Il raccrocha et sortit la photo qu’il montrait à tout le monde. Il la contempla en buvant du pastis. Il fit des recherches sur Internet concernant Monsieur Marquette, l’autre amoureux de Nadia. Adjoint au maire, chirurgien à l’hôpital local, un notable au-dessus de tout soupçon. Comme le docteur Petiot… Pas dans les pages blanches de l’annuaire, hélas (pas Petiot, Marquette)… Il appela Fritz.
— Bonjour capitaine, bien dormi ? D’accord, trêve de politesse. J’aurais besoin de l’adresse du domicile d’Alain Marquette. Et celle de ses résidences secondaires, s’il en a… Oui, ce sera tout. Je vous renverrai l’ascen… Allô ?
Fritz avait raccroché. Tant pis, Axtone devrait filer le toubib à la sortie de l’hôpital. Ce serait délicat à vélo. Il avait dû vendre sa voiture pour raisons financières. Et s’il empruntait celle de sa cliente ? Délicat aussi…
Il se rendit à l’hôpital en deux-roues. À l’accueil, entourée d’un comptoir, une jeune femme tout à fait charmante de dos rangeait des dossiers médicaux sur une étagère murale.
— Le docteur Marquette est là ?
Il dut se forcer pour rester impassible quand elle se retourna avec un sourire commercial.
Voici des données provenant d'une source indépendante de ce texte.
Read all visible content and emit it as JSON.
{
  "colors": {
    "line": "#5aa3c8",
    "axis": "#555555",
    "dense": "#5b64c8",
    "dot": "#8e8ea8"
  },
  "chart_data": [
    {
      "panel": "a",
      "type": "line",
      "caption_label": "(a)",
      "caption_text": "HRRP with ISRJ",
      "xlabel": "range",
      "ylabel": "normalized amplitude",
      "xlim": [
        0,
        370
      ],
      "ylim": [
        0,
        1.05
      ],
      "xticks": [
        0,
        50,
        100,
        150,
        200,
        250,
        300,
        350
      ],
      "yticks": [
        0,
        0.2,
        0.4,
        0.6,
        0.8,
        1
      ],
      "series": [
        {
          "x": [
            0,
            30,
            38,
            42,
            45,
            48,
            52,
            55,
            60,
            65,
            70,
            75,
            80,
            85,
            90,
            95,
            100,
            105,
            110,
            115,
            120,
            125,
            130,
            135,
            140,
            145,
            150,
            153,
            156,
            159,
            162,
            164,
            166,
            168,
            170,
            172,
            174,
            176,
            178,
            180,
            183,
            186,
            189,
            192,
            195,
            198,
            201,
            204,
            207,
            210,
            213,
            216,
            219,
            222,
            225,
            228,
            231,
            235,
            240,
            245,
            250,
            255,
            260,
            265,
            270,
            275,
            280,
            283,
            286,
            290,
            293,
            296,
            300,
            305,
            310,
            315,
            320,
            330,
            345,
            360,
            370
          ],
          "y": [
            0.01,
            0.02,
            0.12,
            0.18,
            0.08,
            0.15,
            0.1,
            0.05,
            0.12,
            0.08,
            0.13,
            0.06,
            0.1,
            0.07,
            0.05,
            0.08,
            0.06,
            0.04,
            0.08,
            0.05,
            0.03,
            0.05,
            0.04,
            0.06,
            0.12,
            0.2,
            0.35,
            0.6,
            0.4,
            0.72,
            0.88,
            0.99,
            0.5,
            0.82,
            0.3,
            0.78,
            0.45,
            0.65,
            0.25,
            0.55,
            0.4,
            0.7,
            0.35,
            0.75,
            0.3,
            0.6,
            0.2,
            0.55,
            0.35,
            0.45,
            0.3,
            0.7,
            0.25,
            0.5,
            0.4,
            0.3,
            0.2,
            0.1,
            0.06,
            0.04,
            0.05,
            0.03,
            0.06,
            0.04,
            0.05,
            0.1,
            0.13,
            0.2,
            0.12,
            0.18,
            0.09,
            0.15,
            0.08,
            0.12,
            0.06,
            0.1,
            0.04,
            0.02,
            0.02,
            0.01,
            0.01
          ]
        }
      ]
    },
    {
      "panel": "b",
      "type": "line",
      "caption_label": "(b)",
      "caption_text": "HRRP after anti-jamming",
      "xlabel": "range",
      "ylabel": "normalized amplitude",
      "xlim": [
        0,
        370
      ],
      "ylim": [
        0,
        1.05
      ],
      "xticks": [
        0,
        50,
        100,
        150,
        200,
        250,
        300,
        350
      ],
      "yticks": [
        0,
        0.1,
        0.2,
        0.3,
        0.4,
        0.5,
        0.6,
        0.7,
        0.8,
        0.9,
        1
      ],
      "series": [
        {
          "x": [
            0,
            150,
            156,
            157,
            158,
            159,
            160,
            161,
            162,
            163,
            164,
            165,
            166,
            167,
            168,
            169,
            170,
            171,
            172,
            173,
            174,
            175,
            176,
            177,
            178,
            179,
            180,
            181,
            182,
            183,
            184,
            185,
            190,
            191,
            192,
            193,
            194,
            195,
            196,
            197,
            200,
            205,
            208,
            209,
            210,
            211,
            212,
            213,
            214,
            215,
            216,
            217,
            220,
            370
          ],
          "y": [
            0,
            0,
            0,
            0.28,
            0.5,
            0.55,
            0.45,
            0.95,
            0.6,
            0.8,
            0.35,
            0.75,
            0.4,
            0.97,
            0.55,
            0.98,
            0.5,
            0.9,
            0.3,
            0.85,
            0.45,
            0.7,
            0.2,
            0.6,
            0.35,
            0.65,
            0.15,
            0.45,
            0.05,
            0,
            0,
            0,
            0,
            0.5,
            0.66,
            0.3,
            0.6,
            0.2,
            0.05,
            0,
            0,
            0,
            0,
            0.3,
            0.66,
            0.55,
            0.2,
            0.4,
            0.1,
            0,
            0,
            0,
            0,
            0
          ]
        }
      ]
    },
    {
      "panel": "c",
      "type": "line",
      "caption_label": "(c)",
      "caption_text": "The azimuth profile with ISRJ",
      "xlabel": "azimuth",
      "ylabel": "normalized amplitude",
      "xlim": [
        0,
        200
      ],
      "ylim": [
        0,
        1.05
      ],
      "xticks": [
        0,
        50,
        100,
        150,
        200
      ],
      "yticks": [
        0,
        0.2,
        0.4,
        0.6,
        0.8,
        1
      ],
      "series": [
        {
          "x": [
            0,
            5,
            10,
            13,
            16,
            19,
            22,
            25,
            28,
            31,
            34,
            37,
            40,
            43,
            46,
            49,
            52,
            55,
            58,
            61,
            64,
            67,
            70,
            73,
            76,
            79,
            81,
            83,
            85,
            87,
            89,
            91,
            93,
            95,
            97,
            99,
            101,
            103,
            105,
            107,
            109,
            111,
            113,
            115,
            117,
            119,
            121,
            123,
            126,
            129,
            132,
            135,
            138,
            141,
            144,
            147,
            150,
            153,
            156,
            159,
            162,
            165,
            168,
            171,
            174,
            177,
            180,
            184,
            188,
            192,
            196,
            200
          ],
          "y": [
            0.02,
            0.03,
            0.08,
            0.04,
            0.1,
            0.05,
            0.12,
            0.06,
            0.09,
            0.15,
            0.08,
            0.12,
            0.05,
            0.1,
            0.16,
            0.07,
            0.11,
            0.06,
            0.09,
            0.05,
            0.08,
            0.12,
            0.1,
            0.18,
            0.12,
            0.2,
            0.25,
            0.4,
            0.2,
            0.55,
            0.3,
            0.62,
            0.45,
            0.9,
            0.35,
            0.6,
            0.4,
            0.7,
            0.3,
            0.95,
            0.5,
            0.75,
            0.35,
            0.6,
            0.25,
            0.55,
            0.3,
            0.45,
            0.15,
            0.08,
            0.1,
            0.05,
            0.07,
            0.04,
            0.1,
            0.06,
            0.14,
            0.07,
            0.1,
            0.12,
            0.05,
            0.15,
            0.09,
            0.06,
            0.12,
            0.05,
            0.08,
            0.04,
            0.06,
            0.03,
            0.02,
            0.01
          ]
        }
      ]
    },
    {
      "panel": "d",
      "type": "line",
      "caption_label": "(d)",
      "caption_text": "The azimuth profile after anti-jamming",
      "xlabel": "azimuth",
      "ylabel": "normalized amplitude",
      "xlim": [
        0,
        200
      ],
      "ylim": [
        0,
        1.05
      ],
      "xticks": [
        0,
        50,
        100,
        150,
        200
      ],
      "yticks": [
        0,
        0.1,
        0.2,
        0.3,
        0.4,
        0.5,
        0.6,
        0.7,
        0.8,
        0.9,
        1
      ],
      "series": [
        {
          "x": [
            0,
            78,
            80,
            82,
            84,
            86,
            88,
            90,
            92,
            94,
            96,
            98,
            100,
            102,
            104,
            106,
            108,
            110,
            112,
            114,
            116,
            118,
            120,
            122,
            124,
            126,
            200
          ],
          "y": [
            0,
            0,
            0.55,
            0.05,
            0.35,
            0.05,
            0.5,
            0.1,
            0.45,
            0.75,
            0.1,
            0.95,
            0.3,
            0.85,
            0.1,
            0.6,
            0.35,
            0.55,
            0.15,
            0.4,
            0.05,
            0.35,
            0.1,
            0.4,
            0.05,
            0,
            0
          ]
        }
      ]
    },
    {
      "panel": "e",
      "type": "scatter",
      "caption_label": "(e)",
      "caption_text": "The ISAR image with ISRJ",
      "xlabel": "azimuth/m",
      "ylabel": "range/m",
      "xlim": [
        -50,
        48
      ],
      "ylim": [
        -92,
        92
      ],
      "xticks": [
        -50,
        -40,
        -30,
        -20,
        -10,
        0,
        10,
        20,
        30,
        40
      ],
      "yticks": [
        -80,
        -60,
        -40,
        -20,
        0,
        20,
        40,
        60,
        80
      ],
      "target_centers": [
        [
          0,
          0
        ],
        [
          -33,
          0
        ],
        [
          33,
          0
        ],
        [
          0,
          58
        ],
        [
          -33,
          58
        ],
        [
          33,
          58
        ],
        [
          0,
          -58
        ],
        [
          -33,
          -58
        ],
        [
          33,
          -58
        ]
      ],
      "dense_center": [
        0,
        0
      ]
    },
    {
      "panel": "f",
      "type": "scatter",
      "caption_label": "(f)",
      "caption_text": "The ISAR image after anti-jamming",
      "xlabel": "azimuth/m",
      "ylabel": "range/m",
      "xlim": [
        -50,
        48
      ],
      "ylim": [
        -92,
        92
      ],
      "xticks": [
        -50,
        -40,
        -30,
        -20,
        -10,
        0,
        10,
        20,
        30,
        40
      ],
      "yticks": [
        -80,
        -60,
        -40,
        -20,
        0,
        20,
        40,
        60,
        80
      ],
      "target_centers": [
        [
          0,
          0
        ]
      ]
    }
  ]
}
Une bombe sensuelle, 19/20.
— Vous avez un dossier médical ?
— En fait, je viens lui parler d’un projet municipal.
Envolé le sourire d’accueil. Mais les sourcils froncés lui allaient presque aussi bien. 17/20.
— Ce n’est pas l’endroit, Monsieur. Je crois qu’il consulte en mairie.
— Sur rendez-vous. Or son agenda est plein comme un œuf, bluffa Axtone. À quelle heure termine-t-il ?
Il n’avait pas envie de planquer pendant des heures. La patience n’était pas son point fort.
— Je ne suis pas autorisée à donner ce genre d’information. D’ailleurs le professeur Marquette n’a pas d’heure.
— Vous, je suis sûr que vous en avez. Vous finissez à laquelle ? susurra-t-il en se penchant vers elle.
— Je suis allergique à l’anis, grimaça-t-elle avant de lui tourner le dos pour retourner à ses dossiers.
Il en profita pour enfiler un couloir, à titre de consolation. Des patients en chemise blanche patientaient sur un banc. Il s’assit à côté d’un vieillard.
— Vous connaissez le professeur Marquette ?
— Pour sûr ! Il devait m’opérer. Mais plus question… Suis pas fou, moi !
— Pourquoi ?
— Pardi ! Vous êtes pas au courant ?
— Euh… Des problèmes d’accès Internet…
— Il a raté une opération hier. Le malade est resté paralysé. Pauvre père Clameur… Je le connaissais… Enfin, je veux dire, je le connais.
— Savez-vous à quelle heure termine le professeur ?
— Tôt ! gloussa le patient. Plus personne veut se faire charcuter par lui, dame !
Axtone lui montra la photo.
— Jamais vue. Qui est-ce ?
D’un pas las, le détective alla attendre la sortie du professeur sur le parking de l’hôpital. Il poireautait depuis une heure en se massant les tempes quand il sentit un étau l’étrangler par-derrière.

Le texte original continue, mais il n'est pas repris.